The Building Blocks of Croatian Mental Grammar: Constraints of Information Structure (MEGACRO)
The project is funded by the Croatian Science Foundation
Program: Research projects
Project number: HRZZ-IP-2016-06-1210
Principal Investigator: professor Anita Peti-Stantić, PhD
Principal Institution: University of Zagreb, Faculty of Humanities and Social Sciences
Project acronym: MEGAHR/MEGACRO
Scientific area: Humanities
Scientific field: Philology
Project duration: 10.3.2017-9.3.2021. (48 months)
Research group:
professor Anita Peti-Stantić, PhD
professor Gordana Keresteš, PhD
associate professor Maja Anđel, PhD
assistant professor Mateusz-Milan Stanojević, PhD
assistant professor Mirjana Tonković, PhD
assistant professor Nikola Ljubešić, PhD
Jana Willer-Gold, PhD
Dario Lečić, PhD (part of the research group from 2 September 2017 until 10 December 2017)
Jelena Tušek, PhD
Irina Masnikosa, PhD
Vedrana Gnjidić, MA
External associates:
professor emeritus Ray Jackendoff, Tufts University and MIT
professor Petar Milin, PhD, Sheffield University
professor Andrew Nevins, PhD, University College London
professor Motoki Nomachi, PhD, Slavic-Eurasian Research Center of Hokkaido University
Project summary:
The goal of the project The Building Blocks of Croatian Mental Grammar: Constraints of
Information Structure is to determine the building blocks of the information structure of
Croatian mental grammar. Specifically, based on corpus and psycholinguistic research, we will
look into how speakers process morphosyntactic and semantic agreement of concrete and/or
abstract lexical items in coordinated constructions and elliptical conditions, as well as how they
process sentence information structure with regard to complex clitic cluster positioning. Thus,
we will determine a set of necessary, universal and language-specific patterns that represent
the requirements determining the information structure in Croatian, both on the
morphosyntactic and the semantic level. We are predominantly interested in local (linear) and
global (hierarchical) processing constraints within the mental grammar of Croatian. Our
approach will have theoretical consequences for developing a model of language processing, as
well as identifying and correlating global and local building blocks of mental grammar of
Croatian. On the practical level, we seek to improve the productive linguistic competence of
pupils in the education system. This will be operationalized through three main activities: (1)

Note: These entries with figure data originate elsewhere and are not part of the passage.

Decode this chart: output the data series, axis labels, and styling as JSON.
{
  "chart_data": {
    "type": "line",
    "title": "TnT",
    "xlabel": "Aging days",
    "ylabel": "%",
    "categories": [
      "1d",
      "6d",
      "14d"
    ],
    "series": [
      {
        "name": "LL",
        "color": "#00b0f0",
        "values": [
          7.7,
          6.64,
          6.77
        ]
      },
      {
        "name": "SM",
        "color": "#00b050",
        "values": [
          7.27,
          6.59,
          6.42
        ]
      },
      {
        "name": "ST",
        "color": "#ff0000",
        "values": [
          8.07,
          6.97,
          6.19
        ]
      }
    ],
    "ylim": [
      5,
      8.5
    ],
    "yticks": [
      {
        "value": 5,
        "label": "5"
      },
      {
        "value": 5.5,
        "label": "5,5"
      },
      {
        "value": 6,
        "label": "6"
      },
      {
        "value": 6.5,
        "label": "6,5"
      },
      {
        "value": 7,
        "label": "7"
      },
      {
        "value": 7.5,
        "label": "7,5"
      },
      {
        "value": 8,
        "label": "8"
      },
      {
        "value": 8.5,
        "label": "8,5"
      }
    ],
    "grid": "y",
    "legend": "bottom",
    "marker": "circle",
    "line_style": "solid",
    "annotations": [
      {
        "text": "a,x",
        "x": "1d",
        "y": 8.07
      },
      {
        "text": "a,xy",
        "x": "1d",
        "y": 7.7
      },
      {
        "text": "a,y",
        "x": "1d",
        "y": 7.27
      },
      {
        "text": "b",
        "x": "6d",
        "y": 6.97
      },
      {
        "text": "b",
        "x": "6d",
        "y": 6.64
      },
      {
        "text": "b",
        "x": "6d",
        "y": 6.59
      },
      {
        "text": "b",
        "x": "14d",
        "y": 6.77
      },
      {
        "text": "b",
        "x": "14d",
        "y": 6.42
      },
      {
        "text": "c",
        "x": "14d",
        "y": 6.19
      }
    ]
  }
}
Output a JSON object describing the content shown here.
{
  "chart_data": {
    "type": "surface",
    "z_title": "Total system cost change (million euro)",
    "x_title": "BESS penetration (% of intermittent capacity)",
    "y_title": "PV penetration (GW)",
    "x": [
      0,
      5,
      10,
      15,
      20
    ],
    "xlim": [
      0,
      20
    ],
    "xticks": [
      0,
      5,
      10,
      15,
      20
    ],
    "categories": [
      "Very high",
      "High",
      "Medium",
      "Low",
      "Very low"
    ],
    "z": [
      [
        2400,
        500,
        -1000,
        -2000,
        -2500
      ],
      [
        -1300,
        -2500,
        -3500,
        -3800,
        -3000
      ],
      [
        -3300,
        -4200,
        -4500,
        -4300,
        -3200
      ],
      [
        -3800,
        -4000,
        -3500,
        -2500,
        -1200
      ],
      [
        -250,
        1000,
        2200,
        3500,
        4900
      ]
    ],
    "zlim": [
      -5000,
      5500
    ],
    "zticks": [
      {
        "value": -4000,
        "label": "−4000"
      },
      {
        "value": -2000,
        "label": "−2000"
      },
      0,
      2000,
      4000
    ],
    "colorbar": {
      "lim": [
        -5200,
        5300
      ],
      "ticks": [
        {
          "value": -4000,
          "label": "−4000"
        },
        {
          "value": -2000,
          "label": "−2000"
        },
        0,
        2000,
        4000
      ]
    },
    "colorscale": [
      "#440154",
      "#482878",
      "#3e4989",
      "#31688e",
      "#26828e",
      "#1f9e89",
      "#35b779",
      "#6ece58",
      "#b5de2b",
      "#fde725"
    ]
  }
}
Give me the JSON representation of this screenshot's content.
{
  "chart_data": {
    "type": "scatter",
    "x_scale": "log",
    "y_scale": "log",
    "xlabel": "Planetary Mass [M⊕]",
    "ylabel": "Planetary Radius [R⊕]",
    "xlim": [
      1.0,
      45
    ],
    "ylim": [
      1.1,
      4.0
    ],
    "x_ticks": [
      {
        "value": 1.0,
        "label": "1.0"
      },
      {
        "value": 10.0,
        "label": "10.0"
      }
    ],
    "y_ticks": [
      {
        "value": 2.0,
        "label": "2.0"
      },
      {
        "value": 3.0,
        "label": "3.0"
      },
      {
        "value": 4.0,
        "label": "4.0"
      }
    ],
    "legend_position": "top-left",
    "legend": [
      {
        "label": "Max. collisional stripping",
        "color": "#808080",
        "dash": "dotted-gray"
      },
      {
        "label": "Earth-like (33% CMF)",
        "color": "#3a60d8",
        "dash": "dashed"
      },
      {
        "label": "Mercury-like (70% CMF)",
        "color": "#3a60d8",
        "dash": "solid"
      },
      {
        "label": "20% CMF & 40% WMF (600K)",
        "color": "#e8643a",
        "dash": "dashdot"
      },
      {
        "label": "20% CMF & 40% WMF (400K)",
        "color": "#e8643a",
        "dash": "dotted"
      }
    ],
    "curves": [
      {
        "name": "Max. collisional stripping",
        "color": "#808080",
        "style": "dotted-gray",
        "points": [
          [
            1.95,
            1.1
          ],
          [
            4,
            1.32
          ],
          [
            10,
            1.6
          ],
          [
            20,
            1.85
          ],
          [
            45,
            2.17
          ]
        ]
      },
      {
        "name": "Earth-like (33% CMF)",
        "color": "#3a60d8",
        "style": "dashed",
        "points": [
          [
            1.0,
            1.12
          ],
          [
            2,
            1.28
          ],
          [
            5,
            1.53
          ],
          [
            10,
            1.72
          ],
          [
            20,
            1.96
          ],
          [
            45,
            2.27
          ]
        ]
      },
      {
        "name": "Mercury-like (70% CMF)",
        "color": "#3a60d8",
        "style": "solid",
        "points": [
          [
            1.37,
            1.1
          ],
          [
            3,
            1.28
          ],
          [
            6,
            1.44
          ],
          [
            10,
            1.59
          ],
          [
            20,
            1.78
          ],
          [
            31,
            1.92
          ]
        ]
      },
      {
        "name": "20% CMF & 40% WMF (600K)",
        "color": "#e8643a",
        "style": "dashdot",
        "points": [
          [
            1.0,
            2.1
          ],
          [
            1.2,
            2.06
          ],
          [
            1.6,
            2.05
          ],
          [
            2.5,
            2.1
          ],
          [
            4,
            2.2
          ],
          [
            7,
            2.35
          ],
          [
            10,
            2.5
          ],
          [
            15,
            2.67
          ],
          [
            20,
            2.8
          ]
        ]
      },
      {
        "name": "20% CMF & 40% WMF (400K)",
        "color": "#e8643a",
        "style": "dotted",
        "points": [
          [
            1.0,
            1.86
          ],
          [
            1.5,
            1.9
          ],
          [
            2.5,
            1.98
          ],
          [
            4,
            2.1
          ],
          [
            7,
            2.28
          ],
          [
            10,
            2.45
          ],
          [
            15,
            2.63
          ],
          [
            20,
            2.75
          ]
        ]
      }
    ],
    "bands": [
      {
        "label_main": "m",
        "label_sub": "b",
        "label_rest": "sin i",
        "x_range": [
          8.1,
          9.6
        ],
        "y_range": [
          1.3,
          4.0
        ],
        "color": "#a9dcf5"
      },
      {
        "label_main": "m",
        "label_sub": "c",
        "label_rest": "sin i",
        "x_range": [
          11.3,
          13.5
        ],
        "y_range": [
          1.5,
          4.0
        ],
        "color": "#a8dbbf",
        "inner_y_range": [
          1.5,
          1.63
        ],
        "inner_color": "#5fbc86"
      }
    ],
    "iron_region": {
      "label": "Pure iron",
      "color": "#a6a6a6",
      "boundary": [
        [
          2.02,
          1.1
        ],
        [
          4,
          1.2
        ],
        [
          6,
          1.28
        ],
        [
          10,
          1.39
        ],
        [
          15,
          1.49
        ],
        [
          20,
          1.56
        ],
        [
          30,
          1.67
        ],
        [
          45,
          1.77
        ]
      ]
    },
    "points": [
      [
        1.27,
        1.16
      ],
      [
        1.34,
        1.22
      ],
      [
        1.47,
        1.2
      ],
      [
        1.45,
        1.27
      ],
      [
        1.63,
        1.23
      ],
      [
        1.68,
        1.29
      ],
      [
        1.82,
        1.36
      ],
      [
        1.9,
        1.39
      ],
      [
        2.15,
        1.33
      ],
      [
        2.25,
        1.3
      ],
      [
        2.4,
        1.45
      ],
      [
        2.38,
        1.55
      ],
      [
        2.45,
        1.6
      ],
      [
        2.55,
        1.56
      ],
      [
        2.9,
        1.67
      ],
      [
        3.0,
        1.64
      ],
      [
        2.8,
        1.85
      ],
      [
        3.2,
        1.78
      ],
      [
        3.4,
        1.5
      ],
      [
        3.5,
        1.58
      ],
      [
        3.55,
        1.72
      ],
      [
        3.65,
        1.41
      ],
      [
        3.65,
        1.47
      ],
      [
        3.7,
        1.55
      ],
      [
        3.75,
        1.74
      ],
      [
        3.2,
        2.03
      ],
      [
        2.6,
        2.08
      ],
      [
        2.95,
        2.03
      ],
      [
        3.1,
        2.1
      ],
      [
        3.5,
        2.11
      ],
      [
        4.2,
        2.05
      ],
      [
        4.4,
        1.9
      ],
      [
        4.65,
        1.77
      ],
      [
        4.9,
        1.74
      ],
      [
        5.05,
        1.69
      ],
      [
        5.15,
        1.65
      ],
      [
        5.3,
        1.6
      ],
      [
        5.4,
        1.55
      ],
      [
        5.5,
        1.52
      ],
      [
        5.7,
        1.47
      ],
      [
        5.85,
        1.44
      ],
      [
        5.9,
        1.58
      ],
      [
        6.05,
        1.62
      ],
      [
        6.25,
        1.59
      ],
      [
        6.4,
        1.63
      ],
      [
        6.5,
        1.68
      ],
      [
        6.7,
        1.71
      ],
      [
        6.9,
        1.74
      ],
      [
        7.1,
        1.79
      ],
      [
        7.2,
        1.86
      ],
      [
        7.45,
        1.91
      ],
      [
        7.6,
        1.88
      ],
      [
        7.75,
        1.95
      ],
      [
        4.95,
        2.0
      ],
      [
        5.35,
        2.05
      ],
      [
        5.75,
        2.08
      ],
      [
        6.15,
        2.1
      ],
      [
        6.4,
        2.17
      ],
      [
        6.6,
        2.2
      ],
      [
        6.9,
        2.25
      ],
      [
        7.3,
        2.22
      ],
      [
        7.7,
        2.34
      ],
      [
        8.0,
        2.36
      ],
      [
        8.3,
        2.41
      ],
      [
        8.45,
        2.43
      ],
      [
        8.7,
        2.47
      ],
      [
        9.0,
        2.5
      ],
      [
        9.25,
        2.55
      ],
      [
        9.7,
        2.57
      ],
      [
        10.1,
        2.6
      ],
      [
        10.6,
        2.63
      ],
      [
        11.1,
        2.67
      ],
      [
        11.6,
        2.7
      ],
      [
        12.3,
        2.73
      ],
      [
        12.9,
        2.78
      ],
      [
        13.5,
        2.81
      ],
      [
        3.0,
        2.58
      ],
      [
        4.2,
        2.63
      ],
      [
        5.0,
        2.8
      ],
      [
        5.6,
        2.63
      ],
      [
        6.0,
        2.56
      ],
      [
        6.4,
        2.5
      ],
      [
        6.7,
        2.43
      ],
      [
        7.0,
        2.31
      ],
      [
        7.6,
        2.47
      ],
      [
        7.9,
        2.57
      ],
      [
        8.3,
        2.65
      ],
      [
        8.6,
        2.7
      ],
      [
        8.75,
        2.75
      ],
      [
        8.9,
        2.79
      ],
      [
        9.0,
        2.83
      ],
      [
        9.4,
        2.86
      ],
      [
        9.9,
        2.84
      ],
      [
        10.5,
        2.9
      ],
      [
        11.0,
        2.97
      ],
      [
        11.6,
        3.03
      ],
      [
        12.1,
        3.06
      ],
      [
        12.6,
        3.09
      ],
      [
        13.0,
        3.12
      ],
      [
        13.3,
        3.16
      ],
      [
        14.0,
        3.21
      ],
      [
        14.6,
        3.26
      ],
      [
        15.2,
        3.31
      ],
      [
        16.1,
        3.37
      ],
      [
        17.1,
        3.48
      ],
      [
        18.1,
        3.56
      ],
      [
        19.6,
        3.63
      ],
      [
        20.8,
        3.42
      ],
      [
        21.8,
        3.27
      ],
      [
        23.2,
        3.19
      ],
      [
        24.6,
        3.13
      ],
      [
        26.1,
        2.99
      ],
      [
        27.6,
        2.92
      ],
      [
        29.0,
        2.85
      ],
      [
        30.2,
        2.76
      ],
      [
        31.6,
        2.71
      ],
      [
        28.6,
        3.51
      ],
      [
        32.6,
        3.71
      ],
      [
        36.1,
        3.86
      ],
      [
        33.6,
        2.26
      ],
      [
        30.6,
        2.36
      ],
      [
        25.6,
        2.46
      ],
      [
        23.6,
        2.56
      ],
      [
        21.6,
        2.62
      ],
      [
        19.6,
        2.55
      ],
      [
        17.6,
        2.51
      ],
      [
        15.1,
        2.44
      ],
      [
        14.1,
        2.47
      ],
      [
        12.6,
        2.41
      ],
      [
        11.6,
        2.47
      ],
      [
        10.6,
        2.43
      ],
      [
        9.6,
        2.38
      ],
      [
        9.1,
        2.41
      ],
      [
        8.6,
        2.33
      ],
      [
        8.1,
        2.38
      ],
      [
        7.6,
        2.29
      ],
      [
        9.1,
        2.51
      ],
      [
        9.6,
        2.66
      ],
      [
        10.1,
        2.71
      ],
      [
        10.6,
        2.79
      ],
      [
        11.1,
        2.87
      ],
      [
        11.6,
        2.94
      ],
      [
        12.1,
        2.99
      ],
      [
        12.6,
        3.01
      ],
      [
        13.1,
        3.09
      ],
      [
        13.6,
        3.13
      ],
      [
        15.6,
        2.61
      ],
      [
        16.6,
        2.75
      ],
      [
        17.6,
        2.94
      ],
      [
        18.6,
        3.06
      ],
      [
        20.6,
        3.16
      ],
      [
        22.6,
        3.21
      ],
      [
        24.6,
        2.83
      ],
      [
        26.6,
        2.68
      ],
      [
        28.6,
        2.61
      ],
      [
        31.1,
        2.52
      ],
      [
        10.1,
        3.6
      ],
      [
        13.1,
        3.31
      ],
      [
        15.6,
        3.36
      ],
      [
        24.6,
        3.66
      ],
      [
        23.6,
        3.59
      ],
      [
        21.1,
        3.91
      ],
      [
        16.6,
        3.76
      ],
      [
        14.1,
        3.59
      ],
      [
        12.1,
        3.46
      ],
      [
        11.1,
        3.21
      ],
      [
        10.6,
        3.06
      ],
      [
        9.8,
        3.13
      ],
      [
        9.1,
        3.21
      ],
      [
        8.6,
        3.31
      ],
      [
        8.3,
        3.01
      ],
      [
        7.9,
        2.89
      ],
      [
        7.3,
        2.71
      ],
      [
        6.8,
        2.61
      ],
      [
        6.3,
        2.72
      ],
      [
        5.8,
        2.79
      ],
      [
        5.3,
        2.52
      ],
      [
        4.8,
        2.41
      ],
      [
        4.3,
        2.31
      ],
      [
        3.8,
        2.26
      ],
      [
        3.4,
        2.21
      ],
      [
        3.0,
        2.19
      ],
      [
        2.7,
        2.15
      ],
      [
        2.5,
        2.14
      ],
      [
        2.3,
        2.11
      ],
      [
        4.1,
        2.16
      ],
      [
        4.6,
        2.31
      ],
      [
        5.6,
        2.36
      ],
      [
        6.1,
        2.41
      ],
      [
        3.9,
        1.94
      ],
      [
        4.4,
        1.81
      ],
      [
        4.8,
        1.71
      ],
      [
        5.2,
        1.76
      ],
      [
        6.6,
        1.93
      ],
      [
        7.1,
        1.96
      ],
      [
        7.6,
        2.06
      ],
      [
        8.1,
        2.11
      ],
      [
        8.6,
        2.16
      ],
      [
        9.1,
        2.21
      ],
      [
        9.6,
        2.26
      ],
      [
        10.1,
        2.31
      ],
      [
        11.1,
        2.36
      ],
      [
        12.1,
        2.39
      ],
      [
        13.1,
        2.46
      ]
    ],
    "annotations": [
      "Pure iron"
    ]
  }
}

psycholinguistically establishing a correlation between concreteness and imageability for a set
of high and low frequency lexical and grammatical items (clitics) based on corpus data; (2)
psycholinguistically establishing the relationship between concreteness and agreement (in
gender, ellipsis and clitic cluster positioning); (3) establishing language-specific patterns for
building effective word and grammar webs within the educational system.
Methodological novelty is reflected in connecting a theoretically-based qualitative and
quantitative psycholinguistic research with a corpus study, which will enable the establishment
of a predictive lexical analysis, as well as grammatical patterns in mental grammar.